Knowing she I was a woman born in a man’s body was agonising for her. She recalls how at one point she tried to cut off her penis. She hated to the extent that at the age of 14 would take baths in the dark only to avoid seeing it.
She recalls how that pain of trying to cope with her disposition took a toll on her to the extent of wanting to get rid of the penis. That drove her into searching for reading materials that would help with information on how to cut it off.
At some point the frustrated Azara took a razor blade to herself and tried to amputate it, a move that endangered her life, as she began bleeding profusely and got her admitted in hospital.
THE TURNING POINT
She got a sigh of relief when she later learnt of a medical procedure to remove testicles at a private hospital, and with the help of an older friend who posed as her mother because she was still a minor, she underwent the two-hour surgery.
She recalls how painful it was once the morphine wore off, but the got the solace in the excitement that at least she has managed to get rid of one of the unwanted organs.
She reportedly celebrated her 18th birthday by going to the home affairs ministry to legally change her name and gender.
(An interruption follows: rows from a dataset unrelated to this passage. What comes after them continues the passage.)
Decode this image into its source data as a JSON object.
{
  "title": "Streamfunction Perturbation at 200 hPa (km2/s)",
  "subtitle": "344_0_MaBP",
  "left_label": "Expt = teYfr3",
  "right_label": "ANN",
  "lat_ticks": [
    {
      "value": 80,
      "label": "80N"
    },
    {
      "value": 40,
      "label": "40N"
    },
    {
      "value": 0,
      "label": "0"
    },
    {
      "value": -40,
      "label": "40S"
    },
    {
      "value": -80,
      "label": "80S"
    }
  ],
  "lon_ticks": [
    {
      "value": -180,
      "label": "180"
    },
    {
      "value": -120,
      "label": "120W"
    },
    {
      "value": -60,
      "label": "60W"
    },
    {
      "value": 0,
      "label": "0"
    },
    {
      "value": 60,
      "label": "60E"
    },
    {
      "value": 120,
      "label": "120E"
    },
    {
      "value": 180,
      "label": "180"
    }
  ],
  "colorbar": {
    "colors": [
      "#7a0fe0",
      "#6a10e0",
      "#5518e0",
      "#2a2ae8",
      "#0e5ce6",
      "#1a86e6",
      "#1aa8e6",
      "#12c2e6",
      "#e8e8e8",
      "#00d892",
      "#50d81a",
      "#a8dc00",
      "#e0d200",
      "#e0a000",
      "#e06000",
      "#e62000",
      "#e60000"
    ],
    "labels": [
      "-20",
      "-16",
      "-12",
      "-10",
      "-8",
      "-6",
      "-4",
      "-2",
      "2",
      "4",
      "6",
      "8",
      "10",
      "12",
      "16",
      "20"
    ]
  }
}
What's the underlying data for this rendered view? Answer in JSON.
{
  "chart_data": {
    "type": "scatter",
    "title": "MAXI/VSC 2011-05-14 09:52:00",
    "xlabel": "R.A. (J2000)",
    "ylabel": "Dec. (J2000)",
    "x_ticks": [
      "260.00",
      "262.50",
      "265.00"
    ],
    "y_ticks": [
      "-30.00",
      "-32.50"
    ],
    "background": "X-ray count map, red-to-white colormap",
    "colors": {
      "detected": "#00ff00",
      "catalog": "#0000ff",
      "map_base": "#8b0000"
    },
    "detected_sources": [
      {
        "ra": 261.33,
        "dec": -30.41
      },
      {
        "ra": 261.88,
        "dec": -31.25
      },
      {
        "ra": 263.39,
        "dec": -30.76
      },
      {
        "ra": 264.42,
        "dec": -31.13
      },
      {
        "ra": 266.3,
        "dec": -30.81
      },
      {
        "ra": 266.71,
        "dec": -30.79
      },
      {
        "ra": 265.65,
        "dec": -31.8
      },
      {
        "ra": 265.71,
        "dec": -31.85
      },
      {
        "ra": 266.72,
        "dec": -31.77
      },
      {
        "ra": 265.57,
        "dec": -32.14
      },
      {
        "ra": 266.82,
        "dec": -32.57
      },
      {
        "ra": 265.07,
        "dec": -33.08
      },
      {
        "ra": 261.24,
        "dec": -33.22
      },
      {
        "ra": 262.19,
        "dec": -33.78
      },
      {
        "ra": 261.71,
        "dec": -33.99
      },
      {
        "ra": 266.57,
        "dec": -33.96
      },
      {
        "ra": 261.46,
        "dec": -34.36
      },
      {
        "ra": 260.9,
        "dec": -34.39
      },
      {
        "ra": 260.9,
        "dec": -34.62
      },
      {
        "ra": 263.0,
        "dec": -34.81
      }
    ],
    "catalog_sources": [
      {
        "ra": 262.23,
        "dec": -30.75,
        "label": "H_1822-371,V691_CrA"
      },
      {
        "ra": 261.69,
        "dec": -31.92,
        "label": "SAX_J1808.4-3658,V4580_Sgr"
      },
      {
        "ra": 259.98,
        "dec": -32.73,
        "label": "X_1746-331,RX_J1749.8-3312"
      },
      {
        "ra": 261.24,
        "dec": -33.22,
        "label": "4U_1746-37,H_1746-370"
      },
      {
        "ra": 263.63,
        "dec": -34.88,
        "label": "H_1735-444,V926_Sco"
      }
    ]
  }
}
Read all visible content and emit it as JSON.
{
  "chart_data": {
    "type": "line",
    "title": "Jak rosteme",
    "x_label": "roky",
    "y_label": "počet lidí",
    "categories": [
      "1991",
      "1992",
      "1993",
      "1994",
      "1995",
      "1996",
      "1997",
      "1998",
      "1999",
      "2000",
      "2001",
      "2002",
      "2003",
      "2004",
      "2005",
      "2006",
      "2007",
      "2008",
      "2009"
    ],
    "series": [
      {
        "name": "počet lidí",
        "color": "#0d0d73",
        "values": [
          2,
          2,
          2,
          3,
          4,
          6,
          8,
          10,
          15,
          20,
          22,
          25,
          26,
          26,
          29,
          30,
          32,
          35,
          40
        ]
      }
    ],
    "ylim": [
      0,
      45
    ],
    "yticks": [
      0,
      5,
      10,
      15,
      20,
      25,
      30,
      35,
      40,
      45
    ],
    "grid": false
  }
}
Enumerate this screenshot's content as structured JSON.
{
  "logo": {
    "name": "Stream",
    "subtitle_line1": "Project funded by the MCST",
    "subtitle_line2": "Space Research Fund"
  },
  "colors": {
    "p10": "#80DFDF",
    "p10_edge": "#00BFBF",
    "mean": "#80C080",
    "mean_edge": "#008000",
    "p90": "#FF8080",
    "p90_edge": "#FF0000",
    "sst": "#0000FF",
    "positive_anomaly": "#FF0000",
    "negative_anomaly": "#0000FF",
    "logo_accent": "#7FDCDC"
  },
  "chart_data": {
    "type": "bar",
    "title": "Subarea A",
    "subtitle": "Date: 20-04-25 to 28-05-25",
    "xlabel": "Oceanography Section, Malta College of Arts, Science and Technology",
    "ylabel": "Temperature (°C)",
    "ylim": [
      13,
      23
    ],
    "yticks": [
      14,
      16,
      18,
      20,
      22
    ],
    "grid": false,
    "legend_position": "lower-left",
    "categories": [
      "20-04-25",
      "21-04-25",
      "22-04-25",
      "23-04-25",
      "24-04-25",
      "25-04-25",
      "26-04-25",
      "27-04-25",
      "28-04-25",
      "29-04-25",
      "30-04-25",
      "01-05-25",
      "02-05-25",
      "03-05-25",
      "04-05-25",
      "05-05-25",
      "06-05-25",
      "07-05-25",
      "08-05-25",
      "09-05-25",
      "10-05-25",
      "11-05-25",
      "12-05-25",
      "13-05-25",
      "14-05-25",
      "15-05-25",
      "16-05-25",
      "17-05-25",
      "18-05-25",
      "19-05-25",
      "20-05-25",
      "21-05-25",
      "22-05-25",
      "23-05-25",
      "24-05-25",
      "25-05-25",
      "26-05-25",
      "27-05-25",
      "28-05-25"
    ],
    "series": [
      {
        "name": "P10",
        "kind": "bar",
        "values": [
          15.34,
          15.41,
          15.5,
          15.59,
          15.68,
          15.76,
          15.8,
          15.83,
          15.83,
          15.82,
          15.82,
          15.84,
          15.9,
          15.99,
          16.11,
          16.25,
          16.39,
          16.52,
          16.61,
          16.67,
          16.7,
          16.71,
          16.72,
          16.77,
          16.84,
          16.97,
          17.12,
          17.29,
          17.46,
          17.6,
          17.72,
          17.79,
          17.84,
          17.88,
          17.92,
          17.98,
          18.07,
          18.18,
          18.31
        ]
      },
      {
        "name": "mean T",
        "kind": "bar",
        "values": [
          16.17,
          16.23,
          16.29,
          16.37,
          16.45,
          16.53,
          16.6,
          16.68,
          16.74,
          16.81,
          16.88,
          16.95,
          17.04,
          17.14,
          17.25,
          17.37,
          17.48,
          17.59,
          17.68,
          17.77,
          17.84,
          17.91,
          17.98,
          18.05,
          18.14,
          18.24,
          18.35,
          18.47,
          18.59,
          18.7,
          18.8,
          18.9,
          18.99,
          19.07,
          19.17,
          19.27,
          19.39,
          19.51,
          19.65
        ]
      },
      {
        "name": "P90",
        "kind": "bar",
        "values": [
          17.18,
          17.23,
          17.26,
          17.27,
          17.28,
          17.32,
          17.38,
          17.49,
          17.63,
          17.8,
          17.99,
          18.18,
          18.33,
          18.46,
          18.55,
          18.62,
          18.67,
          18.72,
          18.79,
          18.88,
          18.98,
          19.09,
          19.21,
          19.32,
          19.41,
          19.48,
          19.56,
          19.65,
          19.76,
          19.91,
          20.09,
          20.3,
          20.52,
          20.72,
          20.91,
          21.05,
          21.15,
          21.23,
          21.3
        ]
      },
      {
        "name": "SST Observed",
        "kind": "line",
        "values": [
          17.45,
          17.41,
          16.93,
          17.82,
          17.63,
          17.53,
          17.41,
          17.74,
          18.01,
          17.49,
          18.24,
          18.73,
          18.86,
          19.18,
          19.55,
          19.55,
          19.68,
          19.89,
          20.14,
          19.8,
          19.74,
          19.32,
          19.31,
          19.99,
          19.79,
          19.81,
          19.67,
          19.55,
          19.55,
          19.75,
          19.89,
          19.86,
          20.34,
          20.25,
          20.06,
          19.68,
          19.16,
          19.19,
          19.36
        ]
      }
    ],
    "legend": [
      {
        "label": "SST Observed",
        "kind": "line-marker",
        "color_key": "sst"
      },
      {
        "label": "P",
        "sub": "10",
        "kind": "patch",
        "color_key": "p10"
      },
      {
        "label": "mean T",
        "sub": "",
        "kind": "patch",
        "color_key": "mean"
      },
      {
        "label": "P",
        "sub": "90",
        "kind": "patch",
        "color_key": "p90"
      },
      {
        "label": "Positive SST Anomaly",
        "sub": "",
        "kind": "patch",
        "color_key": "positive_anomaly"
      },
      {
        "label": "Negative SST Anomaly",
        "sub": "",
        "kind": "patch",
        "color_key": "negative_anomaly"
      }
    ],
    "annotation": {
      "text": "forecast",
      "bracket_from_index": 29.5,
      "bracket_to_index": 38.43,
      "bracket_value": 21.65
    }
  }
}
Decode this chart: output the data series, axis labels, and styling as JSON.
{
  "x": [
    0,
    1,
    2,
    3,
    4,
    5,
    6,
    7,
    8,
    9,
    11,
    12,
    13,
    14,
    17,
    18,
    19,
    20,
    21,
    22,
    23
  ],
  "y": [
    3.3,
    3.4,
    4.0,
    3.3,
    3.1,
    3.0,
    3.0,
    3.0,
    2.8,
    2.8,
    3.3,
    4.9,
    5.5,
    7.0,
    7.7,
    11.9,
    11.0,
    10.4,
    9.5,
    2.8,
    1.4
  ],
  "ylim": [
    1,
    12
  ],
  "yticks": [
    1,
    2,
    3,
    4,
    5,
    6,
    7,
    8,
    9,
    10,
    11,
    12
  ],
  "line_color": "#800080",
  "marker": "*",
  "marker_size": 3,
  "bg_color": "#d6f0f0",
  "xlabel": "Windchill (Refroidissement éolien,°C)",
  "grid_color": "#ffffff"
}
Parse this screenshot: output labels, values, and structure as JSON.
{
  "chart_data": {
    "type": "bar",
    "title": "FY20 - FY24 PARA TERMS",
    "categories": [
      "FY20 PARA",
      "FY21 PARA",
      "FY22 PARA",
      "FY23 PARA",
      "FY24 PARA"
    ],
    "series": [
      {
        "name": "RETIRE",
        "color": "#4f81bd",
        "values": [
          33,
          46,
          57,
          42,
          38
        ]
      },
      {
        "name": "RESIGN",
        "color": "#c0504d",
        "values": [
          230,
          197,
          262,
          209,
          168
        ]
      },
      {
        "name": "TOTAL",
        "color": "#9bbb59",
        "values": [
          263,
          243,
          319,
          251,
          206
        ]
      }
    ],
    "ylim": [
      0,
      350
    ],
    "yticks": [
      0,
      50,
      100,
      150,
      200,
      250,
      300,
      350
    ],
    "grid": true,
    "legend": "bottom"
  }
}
She narrated that for the gender change, the authorities wanted an affidavit from the police and a letter from her doctor as well as an independent one. To change her name she had to fill in a form citing the reasons and the new name.
THE NEW BEGINNING
In 2010 she underwent a R250 000 full sex change operation at a clinic in Thailand paid for by a financial institution.
The operation was a success, she recounts; “After months of recovering and rehabilitation I was in love with my new look. I had become the woman I always wanted to be.”
Azara, who is single, would like to settle down and start a family, and because she can not have her own biological own children, she is contemplating of adopting two children.
Being a transgender woman can be dangerous, says Azara, who was raped in 2015 after her drink was spiked in a club, she says people may take advantage of the condition.
As a board member of Access Chapter Two, a non-profit organisation that advocates for the rights of the LGBTI+ (lesbian, gay, bisexual, transgender and intersex), she always tell trans women “not to be apologetic about their sexuality, saying they don’t owe anyone an explanation.
“We live in a dangerous society and people will take advantage of you,” she warns. “Do not to seek validation or approval from anyone – you are perfect as you are,” she would say.